Todays action was going to be a catch up. Its currently up 2.44% which is more than I anticipated.

    1. LiesandDamnLies
      Ped
      In my opinion, after today’s action, I think that the Nikkei will rip through 20000 and head towards 20400- 20700 range before reversing. I also suspect that after my pull back to early July happens that the Nikkei will head into late August/ early Sep to again reach the 20400 – 20700 levels. Forming a short term double top and in the long term triple topping pattern. Yen in a similar reverse pattern.
      That is the near perfect set up for a long fall in the Nikkei and SM stocks across the board. And as a consequence a long bull run in gold.
      Anyway that’s how I’m playing it. Putting my money where my mouth is. My cycle sequence has been working since late Feb.
      Lies
    2. Yen/dollars has broken below its support line a little while back . Not by much but its not really bullish for gold and most assuredly implies golds declines are not finished yet. So take note and keep an eye on your yen charts for the next while. The day is not over at least. So the close will matter here.


Pedestrian
Yen falls another half percent in the small hours of the morning and is now teetering at the edge of .88 as it makes it known its intention is to keep falling. Gold can hardly be expected to stay above 1220 today as a result and so that’s my expectation as this melt continues to torture the minds of metals enthusiasts. Because declines in the Yen often result in a rise for the Japanese averages it seems obvious that the softening of metals prices won’t relent as long as stock markets keep marching higher. This has become an untradeable market.
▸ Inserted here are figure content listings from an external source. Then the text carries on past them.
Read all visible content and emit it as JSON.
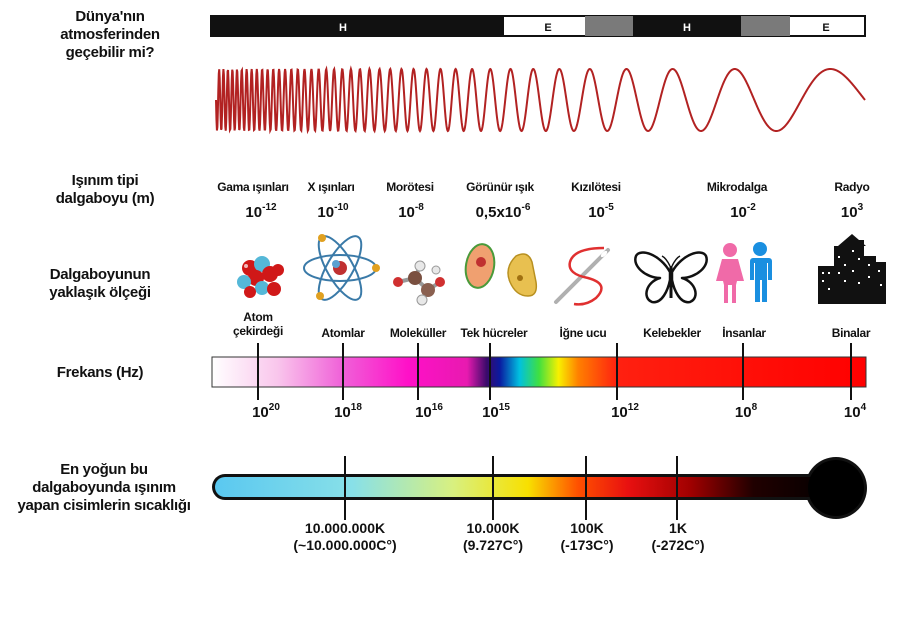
{
  "row_labels": {
    "atmosphere": [
      "Dünya'nın",
      "atmosferinden",
      "geçebilir mi?"
    ],
    "type": [
      "Işınım tipi",
      "dalgaboyu (m)"
    ],
    "scale": [
      "Dalgaboyunun",
      "yaklaşık ölçeği"
    ],
    "frequency": "Frekans (Hz)",
    "temperature": [
      "En yoğun bu",
      "dalgaboyunda ışınım",
      "yapan cisimlerin sıcaklığı"
    ]
  },
  "atmosphere_bar": [
    {
      "label": "H"
    },
    {
      "label": "E"
    },
    {
      "label": "H"
    },
    {
      "label": "E"
    }
  ],
  "radiation_types": [
    {
      "name": "Gama ışınları",
      "base": "10",
      "exp": "-12"
    },
    {
      "name": "X ışınları",
      "base": "10",
      "exp": "-10"
    },
    {
      "name": "Morötesi",
      "base": "10",
      "exp": "-8"
    },
    {
      "name": "Görünür ışık",
      "base": "0,5x10",
      "exp": "-6"
    },
    {
      "name": "Kızılötesi",
      "base": "10",
      "exp": "-5"
    },
    {
      "name": "Mikrodalga",
      "base": "10",
      "exp": "-2"
    },
    {
      "name": "Radyo",
      "base": "10",
      "exp": "3"
    }
  ],
  "scale_objects": [
    {
      "name": "Atom çekirdeği",
      "lines": [
        "Atom",
        "çekirdeği"
      ]
    },
    {
      "name": "Atomlar",
      "lines": [
        "Atomlar"
      ]
    },
    {
      "name": "Moleküller",
      "lines": [
        "Moleküller"
      ]
    },
    {
      "name": "Tek hücreler",
      "lines": [
        "Tek hücreler"
      ]
    },
    {
      "name": "İğne ucu",
      "lines": [
        "İğne ucu"
      ]
    },
    {
      "name": "Kelebekler",
      "lines": [
        "Kelebekler"
      ]
    },
    {
      "name": "İnsanlar",
      "lines": [
        "İnsanlar"
      ]
    },
    {
      "name": "Binalar",
      "lines": [
        "Binalar"
      ]
    }
  ],
  "frequencies": [
    {
      "base": "10",
      "exp": "20"
    },
    {
      "base": "10",
      "exp": "18"
    },
    {
      "base": "10",
      "exp": "16"
    },
    {
      "base": "10",
      "exp": "15"
    },
    {
      "base": "10",
      "exp": "12"
    },
    {
      "base": "10",
      "exp": "8"
    },
    {
      "base": "10",
      "exp": "4"
    }
  ],
  "temperatures": [
    {
      "kelvin": "10.000.000K",
      "celsius": "(~10.000.000C°)"
    },
    {
      "kelvin": "10.000K",
      "celsius": "(9.727C°)"
    },
    {
      "kelvin": "100K",
      "celsius": "(-173C°)"
    },
    {
      "kelvin": "1K",
      "celsius": "(-272C°)"
    }
  ],
  "colors": {
    "wave": "#b22222",
    "bar_black": "#111111",
    "bar_gray": "#7a7a7a",
    "person_pink": "#f06aa8",
    "person_blue": "#1a8fe0"
  }
}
An interminable and boring waiting game offering little in the way of hope for either bulls or bears. Even the usual analysts seem to have fallen asleep and hardly an article of interest has appeared in the gold space in the past weeks. Just the same old recycled blather that as usual amounts to nothing. Unless we see some kind of market pullback gold looks destined to just keep slowly grinding lower as no impetus is in sight to generate fresh buying power. It is a sorry win-less state of limbo where all our minds are condemned to staring at meaningless chart patterns. If the bugs cannot rise to the occasion, the general public sure won’t get excited. Time to just close up shop until summer has come and gone.

Pedestrian
This silver decline sure kicked the snot out of the COTS record long position. That was 100% predictable and long overdue. And yet some twit analysts kept saying it was going to be different this time and the bullion banks were going to get their arses kicked and see a day of reckoning. Hope never dies does it? Too funny for words. And that massive multi-year cup and handle pattern that some claimed to see on silver has come to naught. Also predictable since silver has been following a mirror pattern, not a falling channel like gold. However in this case silver did break down from its resistance line (established from the peak in 2012 to present). And in the process we got a lower low on a double-top that was extremely negative. You can see this on the COT positioning chart. There is a clear COT double-top that has now broken down and implies that interest in silver could be on the wane for much of the remainder of this year.